I recently discovered SleepyJane and her refreshingly honest take on relationships. It’s not often people blog so candidly, and it got me thinking more closely about my relationship with T (I may start referring to him by initial; I’m kind of sick of typing BF out so often!)
We’re both the same age (I’m four months older to be exact) and have been together since Dec 05. Three and a half years. It’s a long time. We’ve lived together for basically two and a half of those. But of course, it’s not all smooth sailing. The last six months have by far been the hardest for us – if not in my entire life – and they’ve really tested us.
And of course, there’s the day-to-day stuff that all couples deal with…but maybe don’t like to talk about. Some are mundane, some not so much. Nobody I know is at the stage in life that we are at (living together, combined money, totally independent and away from home) so I don’t really get to discuss this kind of stuff with anyone! Luckily, I have my trusty blog 😛
The small stuff
T is a freak. He needs hardly any sleep at all, and is usually awake at 6 or 7 without fail. He always berates me for sleeping too much – he’s a fan of the “more you sleep, the more you NEED to sleep” theory. Poor boy, he usually has to wait a couple of hours on the weekend mornings for me to wake up. He knows if he tries to disturb me it won’t be pretty…
He doesn’t brush his teeth often – yet NEVER gets bad breath – I’m trying to get him to brush more regularly so he doesn’t lose all his teeth before middle age.
He hates doing the dishes and doesn’t hang up his wet towels. If I ask him to do ONE thing for me, odds are 50/50 whether he will or not. If I ask him to do two, three or more things, I’ll be lucky if he does more than one. I swear, he NEVER gets things done, and it’s incredibly frustrating. This mainly relates to housework, so it’s not exactly fun stuff, but I do expect him to pull his weight.
We can both get incredibly annoyed, incredibly fast, over often incredibly stupid things. Although he generally handles me quite well, I find it hard to deal with him in those irrational kinds of moods (and you know, I feel like by this stage I should be able to).
He’s a big guy. He’s rarely ever cold. I swear he runs at 20 degrees higher than me; we need some supersmart duvet which cools him while heating my poor thin body. Often it’s hard to be in bed together, because while I’m shivering, he’s literally sweating. And nothing is more irritating than him settling in under the covers, while the fan’s on – because according to him, it’s too cold out of the blanket but too hot under it…
And the bigger stuff..
I don’t have a particularly high libido, which is pretty much the opposite of him. Hence: friction, from time to time (especially in the mornings).

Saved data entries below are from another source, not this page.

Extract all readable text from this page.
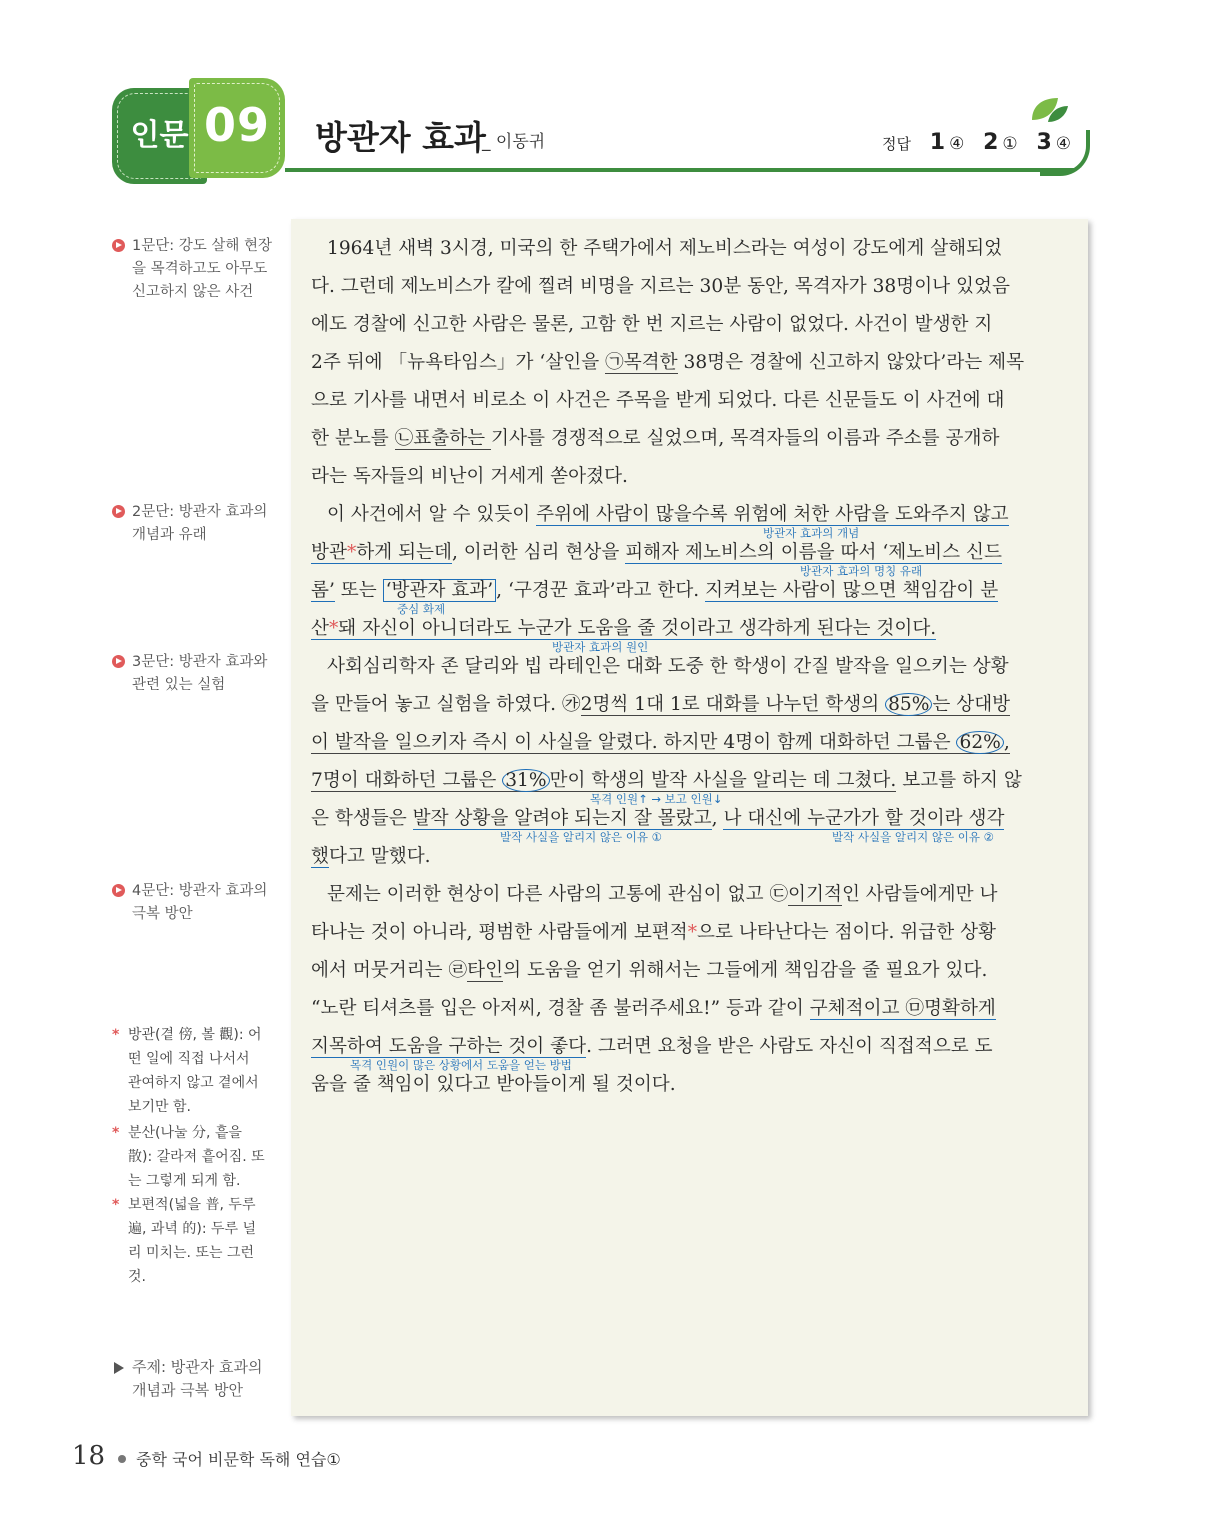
인문 09	방관자 효과
_ 이동귀	정답 1 ④ 2 ① 3 ④
1문단: 강도 살해 현장을 목격하고도 아무도 신고하지 않은 사건
2문단: 방관자 효과의 개념과 유래
3문단: 방관자 효과와 관련 있는 실험
4문단: 방관자 효과의 극복 방안
* 방관(곁 傍, 볼 觀): 어떤 일에 직접 나서서 관여하지 않고 곁에서 보기만 함.
* 분산(나눌 分, 흩을 散): 갈라져 흩어짐. 또는 그렇게 되게 함.
* 보편적(넓을 普, 두루 遍, 과녁 的): 두루 널리 미치는. 또는 그런 것.
주제: 방관자 효과의 개념과 극복 방안
1964년 새벽 3시경, 미국의 한 주택가에서 제노비스라는 여성이 강도에게 살해되었
다. 그런데 제노비스가 칼에 찔려 비명을 지르는 30분 동안, 목격자가 38명이나 있었음
에도 경찰에 신고한 사람은 물론, 고함 한 번 지르는 사람이 없었다. 사건이 발생한 지
2주 뒤에 「뉴욕타임스」가 ‘살인을 ㉠목격한 38명은 경찰에 신고하지 않았다’라는 제목
으로 기사를 내면서 비로소 이 사건은 주목을 받게 되었다. 다른 신문들도 이 사건에 대
한 분노를 ㉡표출하는 기사를 경쟁적으로 실었으며, 목격자들의 이름과 주소를 공개하
라는 독자들의 비난이 거세게 쏟아졌다.
이 사건에서 알 수 있듯이 주위에 사람이 많을수록 위험에 처한 사람을 도와주지 않고
방관자 효과의 개념
방관*하게 되는데, 이러한 심리 현상을 피해자 제노비스의 이름을 따서 ‘제노비스 신드
방관자 효과의 명칭 유래
롬’ 또는 ‘방관자 효과’ , ‘구경꾼 효과’라고 한다. 지켜보는 사람이 많으면 책임감이 분
중심 화제
산*돼 자신이 아니더라도 누군가 도움을 줄 것이라고 생각하게 된다는 것이다.
방관자 효과의 원인
사회심리학자 존 달리와 빕 라테인은 대화 도중 한 학생이 간질 발작을 일으키는 상황
을 만들어 놓고 실험을 하였다. ㉮2명씩 1대 1로 대화를 나누던 학생의 85% 는 상대방
이 발작을 일으키자 즉시 이 사실을 알렸다. 하지만 4명이 함께 대화하던 그룹은 62% ,
7명이 대화하던 그룹은 31% 만이 학생의 발작 사실을 알리는 데 그쳤다. 보고를 하지 않
목격 인원↑ → 보고 인원↓
은 학생들은 발작 상황을 알려야 되는지 잘 몰랐고, 나 대신에 누군가가 할 것이라 생각
발작 사실을 알리지 않은 이유 ①	발작 사실을 알리지 않은 이유 ②
했다고 말했다.
문제는 이러한 현상이 다른 사람의 고통에 관심이 없고 ㉢이기적인 사람들에게만 나
타나는 것이 아니라, 평범한 사람들에게 보편적*으로 나타난다는 점이다. 위급한 상황
에서 머뭇거리는 ㉣타인의 도움을 얻기 위해서는 그들에게 책임감을 줄 필요가 있다.
“노란 티셔츠를 입은 아저씨, 경찰 좀 불러주세요!” 등과 같이 구체적이고 ㉤명확하게
지목하여 도움을 구하는 것이 좋다. 그러면 요청을 받은 사람도 자신이 직접적으로 도
목격 인원이 많은 상황에서 도움을 얻는 방법
움을 줄 책임이 있다고 받아들이게 될 것이다.
18 중학 국어 비문학 독해 연습①
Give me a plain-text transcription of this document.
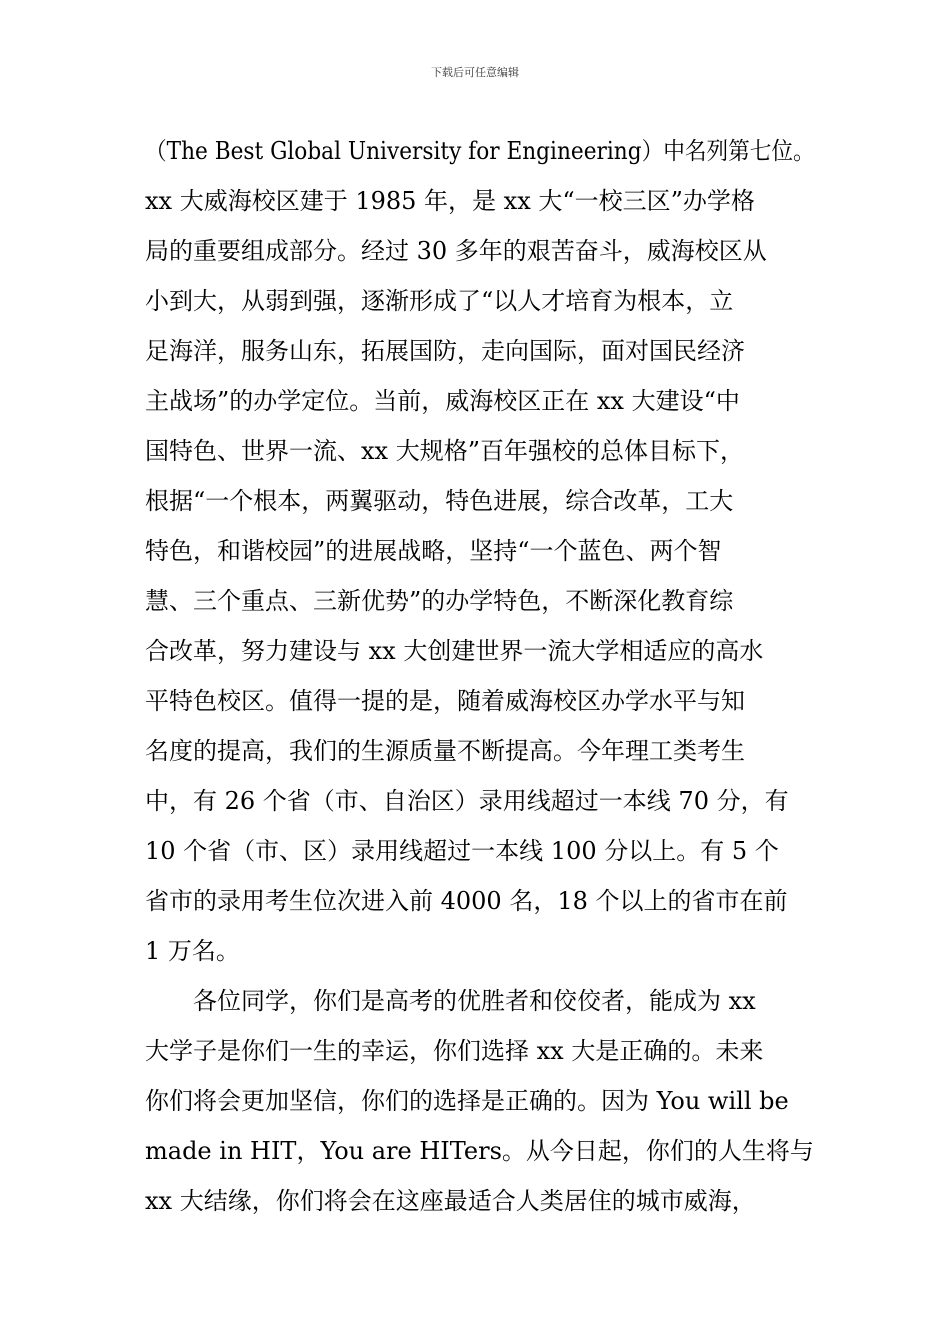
下载后可任意编辑
（The Best Global University for Engineering）中名列第七位。
xx 大威海校区建于 1985 年，是 xx 大“一校三区”办学格
局的重要组成部分。经过 30 多年的艰苦奋斗，威海校区从
小到大，从弱到强，逐渐形成了“以人才培育为根本，立
足海洋，服务山东，拓展国防，走向国际，面对国民经济
主战场”的办学定位。当前，威海校区正在 xx 大建设“中
国特色、世界一流、xx 大规格”百年强校的总体目标下，
根据“一个根本，两翼驱动，特色进展，综合改革，工大
特色，和谐校园”的进展战略，坚持“一个蓝色、两个智
慧、三个重点、三新优势”的办学特色，不断深化教育综
合改革，努力建设与 xx 大创建世界一流大学相适应的高水
平特色校区。值得一提的是，随着威海校区办学水平与知
名度的提高，我们的生源质量不断提高。今年理工类考生
中，有 26 个省（市、自治区）录用线超过一本线 70 分，有
10 个省（市、区）录用线超过一本线 100 分以上。有 5 个
省市的录用考生位次进入前 4000 名，18 个以上的省市在前
1 万名。
　　各位同学，你们是高考的优胜者和佼佼者，能成为 xx
大学子是你们一生的幸运，你们选择 xx 大是正确的。未来
你们将会更加坚信，你们的选择是正确的。因为 You will be
made in HIT，You are HITers。从今日起，你们的人生将与
xx 大结缘，你们将会在这座最适合人类居住的城市威海，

Although he is smart, and talented, I would not describe him as particularly driven. Some people know what they want to do, where they want to be, and have it all figured out. I, at least, sort of always knew the path I’d follow…vaguely. He got started in engineering, and was great at it. He had ambitions: to get qualified, maybe even do a degree through night school, work hard, earn lots, travel with me, etc. Then that fell apart. Now he’s a bit lost. It’s almost like, if someone told him that he HAD to be in a particular industry, and do a particular thing, he would. He’d make the most of it and he’d succeed in that. I truly believe he can succeed in anything he wants to do. He’s just unfocused as to what that is. And it scares me a little; now I’m close to graduating, I’m truly in my “twenties” and I’m starting to feel that time’s marching on. Education and career wise, he’s now almost three years behind me.
Ah, the PF angle. Our relationship has not been good for my individual finances. I don’t imagine for a second anyone would ever have recommended we merge finances. But if we hadn’t, I hate to think how dire his situation might be had he had full rein of his account, say, until we got married, or something like that. I look after our money and I do it because we’re committed to each other. In the long term, this will be better for us and I want us to get a solid footing, and to be on the same page.
I know I have PLENTY of my own faults. Although I’d prefer to refer to them as quirks… eg, I got really upset at him for not eating the pack of salami we bought specially for him this week, which by now will be well past its use-by. What a waste! Seriously, I would have wolfed it down if he didn’t want it (I looooooove salami of all kinds). But you know, it was only $3. I should have let it go.
People don’t change, fundamentally, and there’s no point expecting them to. I guess it’s a matter of deciding what you can and can’t put up with, and what your dealbreakers are.